Furthermore, multiple nodes can be connected using '-peer'.
example:
Node-A: ./netLink --group-code 123 --local 10.26.1.2/24
Node-B: ./netLink --group-code 123 --local 10.26.1.3/24 --peer 8.210.54.141:23333
Node-C: ./netLink --group-code 123 --local 10.26.1.4/24 --peer 8.210.54.141:23333
Node-D: ./netLink --group-code 123 --local 10.26.1.5/24 --peer 192.168.1.2:23333 --peer 8.210.54.141:23333
Public Node-S: 8.210.54.141
Subnet 1: 192.168.10.0/24
Node-A: 192.168.10.2
Node-B: 192.168.10.3
Other subnet:
Node-C
Node-S: ./netLink --group-code xxxx --local 10.26.1.1
Node-A: ./netLink --group-code 123 --local 10.26.1.3/24 --peer 8.210.54.141:23333
Node-C: ./netLink --group-code 123 --local 10.26.1.4/24 --peer 8.210.54.141:23333
Node-C <--> Node-A(192.168.10.2) <--> Node-B(192.168.10.3)

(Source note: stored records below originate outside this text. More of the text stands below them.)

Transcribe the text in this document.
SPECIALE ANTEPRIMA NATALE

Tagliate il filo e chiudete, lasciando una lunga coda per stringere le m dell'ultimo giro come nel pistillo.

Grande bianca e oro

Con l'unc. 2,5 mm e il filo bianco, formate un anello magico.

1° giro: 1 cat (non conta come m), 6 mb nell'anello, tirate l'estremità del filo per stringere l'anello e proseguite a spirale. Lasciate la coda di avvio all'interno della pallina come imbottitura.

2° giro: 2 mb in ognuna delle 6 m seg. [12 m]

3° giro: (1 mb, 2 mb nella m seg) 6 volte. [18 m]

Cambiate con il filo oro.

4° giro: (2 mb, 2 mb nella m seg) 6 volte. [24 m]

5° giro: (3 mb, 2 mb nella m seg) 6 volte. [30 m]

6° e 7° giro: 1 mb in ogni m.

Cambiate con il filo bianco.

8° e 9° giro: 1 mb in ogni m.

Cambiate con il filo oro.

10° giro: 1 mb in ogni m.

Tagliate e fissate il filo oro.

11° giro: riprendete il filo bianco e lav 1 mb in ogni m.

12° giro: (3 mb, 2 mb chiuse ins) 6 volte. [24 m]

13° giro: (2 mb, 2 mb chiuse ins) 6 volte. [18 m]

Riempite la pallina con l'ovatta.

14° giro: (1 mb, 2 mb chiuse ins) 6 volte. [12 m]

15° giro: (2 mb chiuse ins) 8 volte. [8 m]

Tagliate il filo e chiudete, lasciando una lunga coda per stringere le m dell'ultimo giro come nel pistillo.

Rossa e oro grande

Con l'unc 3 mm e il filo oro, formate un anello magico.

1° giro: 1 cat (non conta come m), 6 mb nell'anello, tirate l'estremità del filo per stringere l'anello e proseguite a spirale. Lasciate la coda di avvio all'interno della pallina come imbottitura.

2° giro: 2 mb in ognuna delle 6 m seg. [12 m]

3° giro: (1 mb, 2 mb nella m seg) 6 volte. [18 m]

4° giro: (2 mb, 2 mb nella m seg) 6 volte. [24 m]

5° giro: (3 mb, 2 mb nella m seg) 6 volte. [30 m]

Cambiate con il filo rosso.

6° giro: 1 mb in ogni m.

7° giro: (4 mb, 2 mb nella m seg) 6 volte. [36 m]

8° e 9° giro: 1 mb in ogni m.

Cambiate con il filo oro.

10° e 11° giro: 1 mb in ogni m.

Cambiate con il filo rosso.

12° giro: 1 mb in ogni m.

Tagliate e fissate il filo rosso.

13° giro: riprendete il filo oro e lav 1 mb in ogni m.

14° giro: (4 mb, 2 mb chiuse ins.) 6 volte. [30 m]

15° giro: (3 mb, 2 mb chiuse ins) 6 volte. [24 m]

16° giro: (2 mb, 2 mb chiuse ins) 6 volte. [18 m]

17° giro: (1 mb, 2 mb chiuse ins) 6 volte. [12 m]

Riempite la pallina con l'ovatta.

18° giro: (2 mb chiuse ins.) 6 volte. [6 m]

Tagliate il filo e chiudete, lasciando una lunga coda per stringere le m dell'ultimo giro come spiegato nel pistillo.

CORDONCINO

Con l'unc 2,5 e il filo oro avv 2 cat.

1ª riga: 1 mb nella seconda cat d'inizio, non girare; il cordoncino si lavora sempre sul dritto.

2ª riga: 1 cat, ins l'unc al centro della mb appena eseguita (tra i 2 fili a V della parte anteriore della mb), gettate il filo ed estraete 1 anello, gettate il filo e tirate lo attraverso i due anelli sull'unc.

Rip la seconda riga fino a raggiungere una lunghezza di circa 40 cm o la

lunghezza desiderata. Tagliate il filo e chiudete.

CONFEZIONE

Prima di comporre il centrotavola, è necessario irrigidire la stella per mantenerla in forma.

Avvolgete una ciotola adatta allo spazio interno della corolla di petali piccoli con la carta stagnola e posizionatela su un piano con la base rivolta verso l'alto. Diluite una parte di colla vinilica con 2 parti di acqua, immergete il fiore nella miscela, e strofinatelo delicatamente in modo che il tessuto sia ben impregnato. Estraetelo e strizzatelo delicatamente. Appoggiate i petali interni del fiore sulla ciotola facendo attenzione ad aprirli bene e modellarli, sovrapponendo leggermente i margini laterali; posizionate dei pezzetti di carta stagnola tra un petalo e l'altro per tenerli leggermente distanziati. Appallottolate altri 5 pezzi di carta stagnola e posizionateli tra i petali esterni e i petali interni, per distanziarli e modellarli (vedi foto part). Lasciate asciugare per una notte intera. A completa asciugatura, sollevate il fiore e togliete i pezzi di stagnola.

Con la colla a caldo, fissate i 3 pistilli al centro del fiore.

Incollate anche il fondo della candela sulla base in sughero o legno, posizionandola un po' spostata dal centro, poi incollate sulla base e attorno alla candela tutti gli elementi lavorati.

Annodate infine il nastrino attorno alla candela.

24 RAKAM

forward the traffic whose source is within 10.26.1.0/24 to the specified network interface
Linux
sudo sysctl -w net.ipv4.ip_forward=1
sudo iptables -t nat -A POSTROUTING -o eth0 -s 10.26.1.0/24 -j MASQUERADE
Windows
New-NetNat -Name testSubnet -InternalIPInterfaceAddressPrefix 10.26.1.0/24
Macos
sudo sysctl -w net.ipv4.ip_forward=1
echo "nat on en0 from 10.26.1.0/24 to any -> (en0)" | sudo tee -a /etc/pf.conf
sudo pfctl -f /etc/pf.conf -e
route all traffic whose destination is within 192.168.10.0/24 to 10.26.1.3(i.e. the node_id of Node-A)
Linux
sudo ip route add 192.168.10.0/24 via 10.26.1.3 dev <netLink_tun_name>
Windows
route add 192.168.10.0 mask 255.255.255.0 10.26.1.3 if <netLink_tun_index>
Macos
sudo route -n add 192.168.10.0/24 10.26.1.3 -interface <netLink_tun_name>
At this point, Node-C can access the IP address of Node-B(192.168.10.3) via Node-A as if Node-C was directly connected to Node-B.